The new system works differently. Beginning in 2023, the INSS will cross-reference its own records with data held by other federal agencies to verify that each beneficiary has done something—anything—that leaves a trace in a government database. A vaccination appointment counts. A doctor's visit through the public health system counts. A vote cast in an election counts. A new passport, a driver's license renewed, a loan taken out—all of these create the documentary proof that a person is still alive and engaged with the world. The INSS will do the checking. The beneficiary does nothing.
Only when the automated search finds no record of any such activity in the ten months following a beneficiary's birthday will the system send a notification asking for proof of life. And even then, the preference is electronic. If an in-person visit becomes necessary, the INSS has committed to bringing the process to the beneficiary—through its own staff, partner organizations, or the banks themselves—rather than forcing the beneficiary to travel. The details of how this will work remain to be written, but the principle is clear: the burden has shifted from the citizen to the institution.
Until the end of 2022, while the new system is being built, the threat of benefit suspension for missing the old proof-of-life requirement has been suspended. Beneficiaries who want to verify their status the traditional way—by visiting a bank or using the INSS mobile app, which has offered facial recognition verification since 2020—can still do so. Nothing is being taken away. What is being added is automation and mercy.
The change reflects a recognition that bureaucracy, when it falls on the elderly and the poor, is not neutral. It is a cost. It is time, travel, and the anxiety of compliance. By letting data do the work instead, the INSS is acknowledging that proving you are alive should not require you to leave your home. The system will know. And if it does not know, it will ask. That is a different relationship between a government and the people it serves.
Citas Notables
The new system does not require in-person proof of life when it would force beneficiaries to travel to INSS offices or banks— INSS official guidance
La Conversación del Hearth Otra perspectiva de la historia
Why did this take so long?
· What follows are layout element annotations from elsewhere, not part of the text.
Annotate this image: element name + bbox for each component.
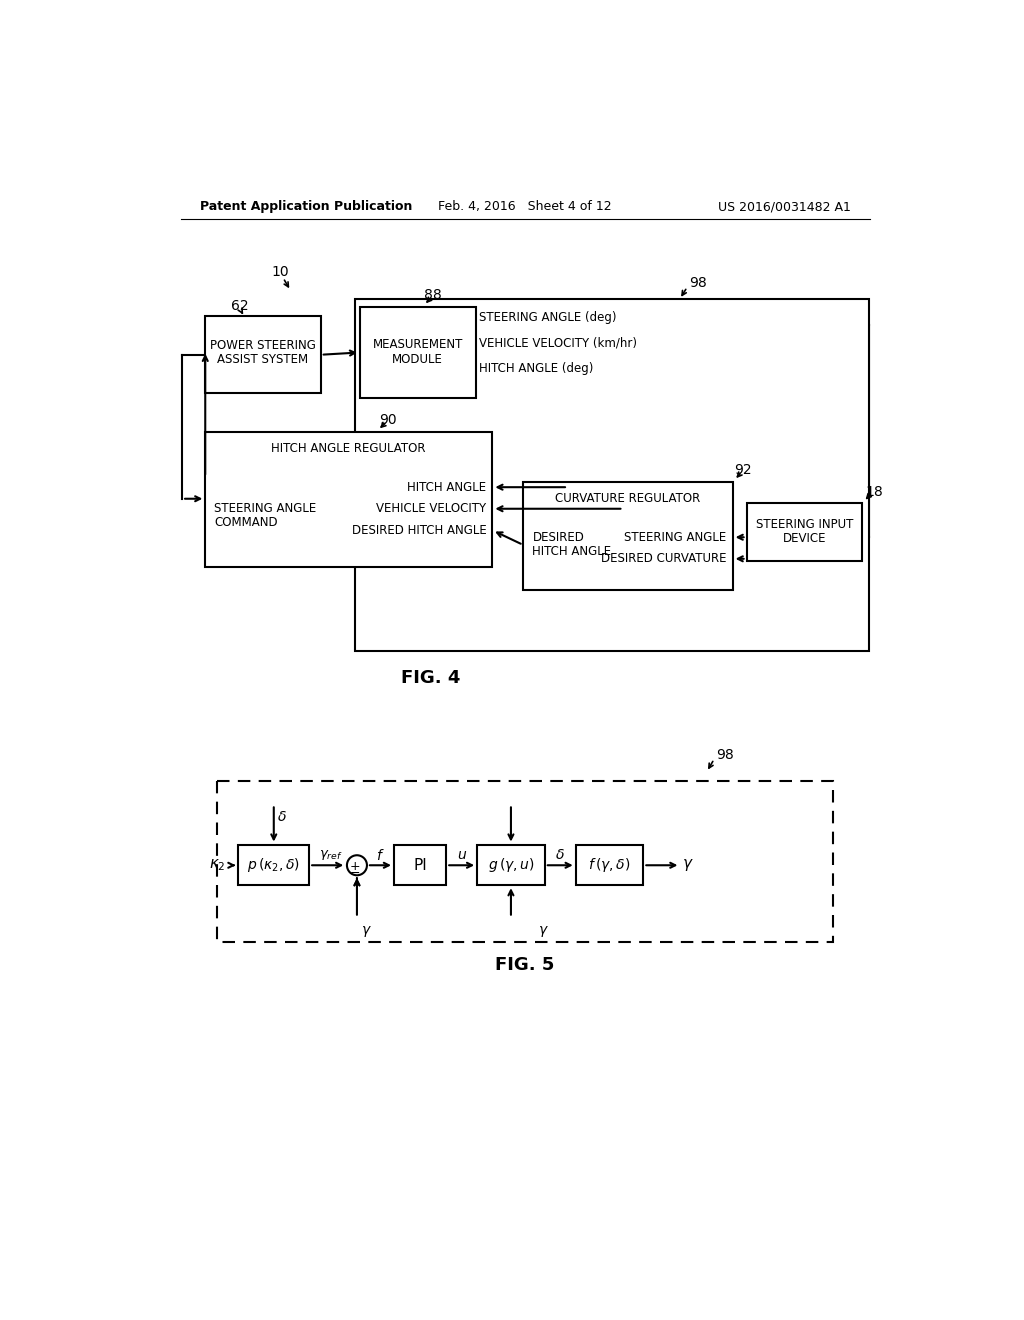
Text: US 2016/0031482 A1: US 2016/0031482 A1 xyxy=(718,201,851,214)
Bar xyxy=(523,482,733,590)
Text: VEHICLE VELOCITY: VEHICLE VELOCITY xyxy=(376,502,486,515)
Text: $\gamma$: $\gamma$ xyxy=(682,857,693,874)
Text: $\delta$: $\delta$ xyxy=(555,849,565,862)
Text: $\delta$: $\delta$ xyxy=(276,810,287,824)
Bar xyxy=(205,317,321,393)
Text: FIG. 4: FIG. 4 xyxy=(401,669,461,688)
Text: DEVICE: DEVICE xyxy=(782,532,826,545)
Text: COMMAND: COMMAND xyxy=(214,516,279,529)
Text: DESIRED CURVATURE: DESIRED CURVATURE xyxy=(601,552,727,565)
Text: $p\,(\kappa_2,\delta)$: $p\,(\kappa_2,\delta)$ xyxy=(247,857,300,874)
Text: $\gamma_{ref}$: $\gamma_{ref}$ xyxy=(318,849,343,862)
Text: STEERING INPUT: STEERING INPUT xyxy=(756,517,853,531)
Bar xyxy=(217,780,833,942)
Bar xyxy=(355,298,869,651)
Text: VEHICLE VELOCITY (km/hr): VEHICLE VELOCITY (km/hr) xyxy=(479,337,637,350)
Bar xyxy=(477,845,545,886)
Text: Patent Application Publication: Patent Application Publication xyxy=(200,201,413,214)
Text: −: − xyxy=(349,867,359,880)
Text: PI: PI xyxy=(414,858,427,873)
Text: 98: 98 xyxy=(689,276,707,290)
Text: DESIRED: DESIRED xyxy=(532,531,585,544)
Text: MODULE: MODULE xyxy=(392,352,443,366)
Text: $\gamma$: $\gamma$ xyxy=(360,924,372,939)
Text: 98: 98 xyxy=(716,748,733,762)
Text: STEERING ANGLE (deg): STEERING ANGLE (deg) xyxy=(479,312,616,325)
Text: $\gamma$: $\gamma$ xyxy=(538,924,549,939)
Bar xyxy=(360,308,475,397)
Text: Feb. 4, 2016   Sheet 4 of 12: Feb. 4, 2016 Sheet 4 of 12 xyxy=(438,201,611,214)
Text: ASSIST SYSTEM: ASSIST SYSTEM xyxy=(217,352,308,366)
Text: 90: 90 xyxy=(379,413,397,428)
Text: +: + xyxy=(349,861,360,874)
Bar xyxy=(575,845,643,886)
Text: CURVATURE REGULATOR: CURVATURE REGULATOR xyxy=(555,492,700,506)
Text: STEERING ANGLE: STEERING ANGLE xyxy=(625,531,727,544)
Text: STEERING ANGLE: STEERING ANGLE xyxy=(214,502,316,515)
Text: HITCH ANGLE: HITCH ANGLE xyxy=(532,545,611,557)
Text: $g\,(\gamma,u)$: $g\,(\gamma,u)$ xyxy=(487,857,535,874)
Text: $f\,(\gamma,\delta)$: $f\,(\gamma,\delta)$ xyxy=(588,857,631,874)
Text: HITCH ANGLE (deg): HITCH ANGLE (deg) xyxy=(479,362,594,375)
Text: 10: 10 xyxy=(271,265,289,280)
Text: $f$: $f$ xyxy=(376,847,384,863)
Bar xyxy=(394,845,446,886)
Bar xyxy=(239,845,309,886)
Text: $\kappa_2$: $\kappa_2$ xyxy=(209,858,226,873)
Text: 92: 92 xyxy=(734,463,752,478)
Text: $u$: $u$ xyxy=(457,849,467,862)
Text: POWER STEERING: POWER STEERING xyxy=(210,339,316,352)
Text: FIG. 5: FIG. 5 xyxy=(496,957,554,974)
Text: HITCH ANGLE: HITCH ANGLE xyxy=(408,480,486,494)
Text: DESIRED HITCH ANGLE: DESIRED HITCH ANGLE xyxy=(351,524,486,537)
Text: 62: 62 xyxy=(230,300,248,313)
Text: MEASUREMENT: MEASUREMENT xyxy=(373,338,463,351)
Text: HITCH ANGLE REGULATOR: HITCH ANGLE REGULATOR xyxy=(271,442,426,455)
Text: 18: 18 xyxy=(865,484,883,499)
Bar xyxy=(205,432,493,566)
Bar xyxy=(746,503,862,561)
Text: 88: 88 xyxy=(424,289,441,302)
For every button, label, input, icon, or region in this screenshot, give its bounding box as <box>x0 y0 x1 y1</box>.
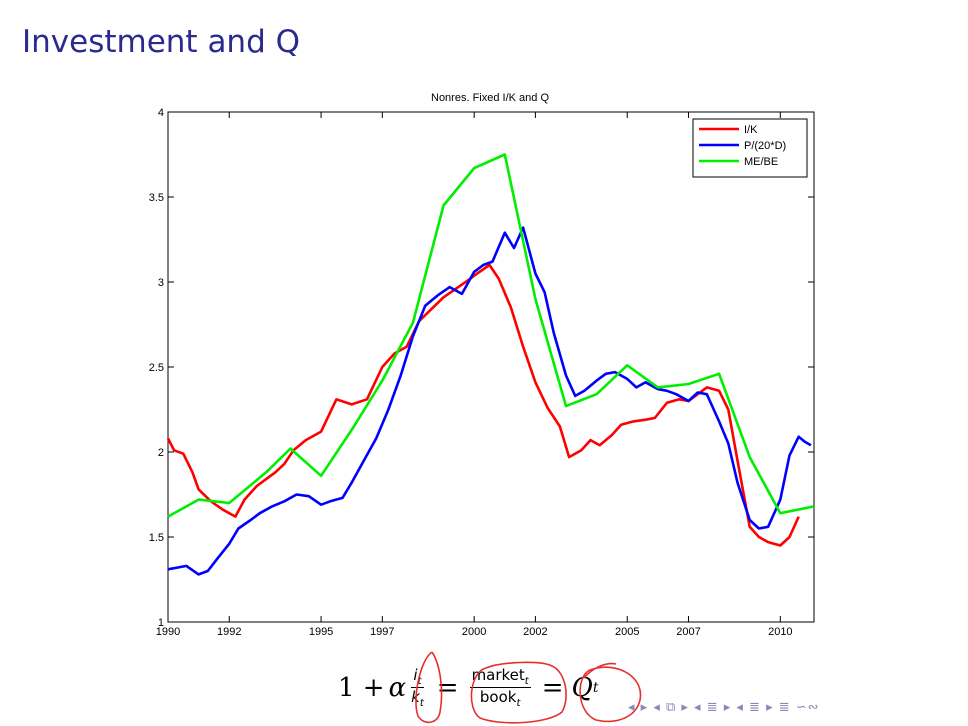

Proof of life has been a requirement for how many decades?
The old system made sense when records were paper and scattered. You had to gather people in one place to verify them. But it never made sense for the people doing the gathering—especially the elderly, the sick, the isolated. It just became tradition.
And now the government has all this data anyway—vaccination records, voting history, health visits. Why not use it?
Exactly. The data exists. It's already being collected by hospitals, election boards, passport offices. The INSS just had to ask permission to look at it. That's what took time—legal frameworks, agreements between agencies.
What happens to someone who doesn't show up in any database for ten months?
They get notified. The INSS reaches out, preferably by email or phone, and asks them to complete the verification. But here's the difference: the INSS has to come to them, not the other way around. That's the real change.
Is there a risk that someone falls through the cracks? That the data is incomplete?
Possibly. That's why the system has a fallback. If you can't be verified electronically, you get asked to verify yourself. But the burden of proof is now on the institution to find you, not on you to find them.
For someone who's been doing this every year for thirty years, does this feel like relief or like losing control?
Both, probably. Relief because the trip to the bank disappears. But there's something unsettling about being verified without doing anything—about the state knowing you're alive because you got a vaccine or voted. It's efficient. It's also intimate in a way the old system wasn't.